Et c’est ce qu’il fit. Il regarda chacun de ces visages endormis exploser, se transformer en une bouillie de chair et de sang, il sentit l’odeur pinçante de la poudre et la tiédeur de cette boucherie qui l’éclaboussait de débris d’os et de cervelle, et il accepta la jouissance irraisonnée qu’il retirait de ce spectacle, reconnaissant chacun des siens, Mary, Peter, June, Pearl, Allan, Anna. A chaque fois, plongeant ses mains dans la masse sanglante, il pétrissait de ses doigts la matière informe pour en saisir la vie encore palpitante. Il entendit les cris de terreur du petit John dans le couloir, se précipita, aperçut la frêle silhouette qui tentait de lui échapper, et la tira comme un lapin, emportant du premier coup la nuque et la moitié du dos.
Il s’arrêta enfin, debout devant le dernier corps abattu, et laissa s’apaiser le sifflement qui lui vrillait le crâne. Il eut alors une idée très précise de ce qui lui restait à faire. Il revint dans chacune des chambres, imprimant sur les murs la trace de ses mains rougies de sang, s’égara un moment dans la salle de bains, voulut se nettoyer, redescendit au rez-de-chaussée, traversa le séjour, pénétra dans le bureau.
Les dossiers se trouvaient sur la table, toutes ses notes accumulées depuis ces dernières années, parfaitement rangées. L’image de William Ashby lui revint en mémoire.
Non, il ne s’était pas trompé, il avait eu raison de lui faire confiance, seul William pouvait saisir l’importance du cahier bleu.

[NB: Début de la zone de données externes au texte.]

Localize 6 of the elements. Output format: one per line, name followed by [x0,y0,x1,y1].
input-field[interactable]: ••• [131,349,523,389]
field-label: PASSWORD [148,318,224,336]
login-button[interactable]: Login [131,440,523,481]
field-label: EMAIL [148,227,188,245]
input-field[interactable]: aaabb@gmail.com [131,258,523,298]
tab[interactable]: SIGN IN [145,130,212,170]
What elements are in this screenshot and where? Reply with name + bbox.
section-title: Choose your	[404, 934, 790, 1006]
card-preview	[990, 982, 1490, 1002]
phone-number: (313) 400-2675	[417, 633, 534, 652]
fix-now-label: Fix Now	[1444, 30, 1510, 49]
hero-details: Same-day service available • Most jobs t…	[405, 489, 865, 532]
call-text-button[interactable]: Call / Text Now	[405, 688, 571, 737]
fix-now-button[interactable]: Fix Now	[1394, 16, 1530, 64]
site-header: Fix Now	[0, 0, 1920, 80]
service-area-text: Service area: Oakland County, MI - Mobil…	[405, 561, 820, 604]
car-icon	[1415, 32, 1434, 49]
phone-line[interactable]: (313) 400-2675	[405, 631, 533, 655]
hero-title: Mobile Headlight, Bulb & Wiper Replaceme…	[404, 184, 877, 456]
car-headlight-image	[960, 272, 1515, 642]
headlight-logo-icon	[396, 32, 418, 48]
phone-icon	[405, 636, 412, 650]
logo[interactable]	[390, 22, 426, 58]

D’un geste décidé, il rassembla les dossiers. Il les jeta pêle-mêle dans la cheminée et se pencha pour y mettre le feu. Il resta un long moment immobile, fasciné par le spectacle des flammes qui détruisaient la trace de son travail. Puis, se tournant vers le bureau, il tira d’une poche de sa veste le petit rectangle de papier, le bordereau d’expédition au dos duquel il avait dessiné un cerveau transpercé d’une flèche. Il le posa devant lui sur la table, bien en évidence. Il perçut l’image de la mort qui se tenait à ses côtés et il en accepta l’inéluctabilité. Sa dernière vision fut celle de ses doigts maculés de sang qui rechargeaient le Verney-Caron dont l’acier lui parut brûlant. Il pensa que la deuxième cartouche ne servirait à rien, qu’un seul coup suffirait cette fois-ci. A l’instant où il appuya le canon sur sa tempe, il craignit de manquer de courage. Un vertige l’emporta, dernier sursaut d’une effroyable lucidité. C’est alors qu’il pressa sur la détente. Le coup emporta la moitié de la tête, projetant le corps en arrière, contre la cheminée où finissait de se consumer le travail de toute une vie.
Un carillon sonna quelque part, un seul coup. A cet instant précis le chien Tolstoï se mit à hurler à la mort. Ses cris s’amplifièrent, s’élevant au-dessus de la maison d’Herring Creek, dans la nuit d’été, pour atteindre les premières maisons d’Edgartown, franchir les portes et les fenêtres, passer à travers les murs. Un mauvais rêveur téléphona au poste de police d’Oak Bluff, on alerta le sergent Calloway qui patrouillait en solitaire entre Chappaquiddick et Chilmark.
— Passionnant, chef, lança le sergent dans le micro, je suis ravi d’avoir autre chose à faire que regarder passer les baleines. Je vais aller calmer ce maudit clébard. Ça va faire la une du Chronicle demain matin.
Il ne lui fallut pas plus d’un quart d’heure, tout humour envolé, pour constater qu’il avait mis en plein dans le mille. Sans le savoir.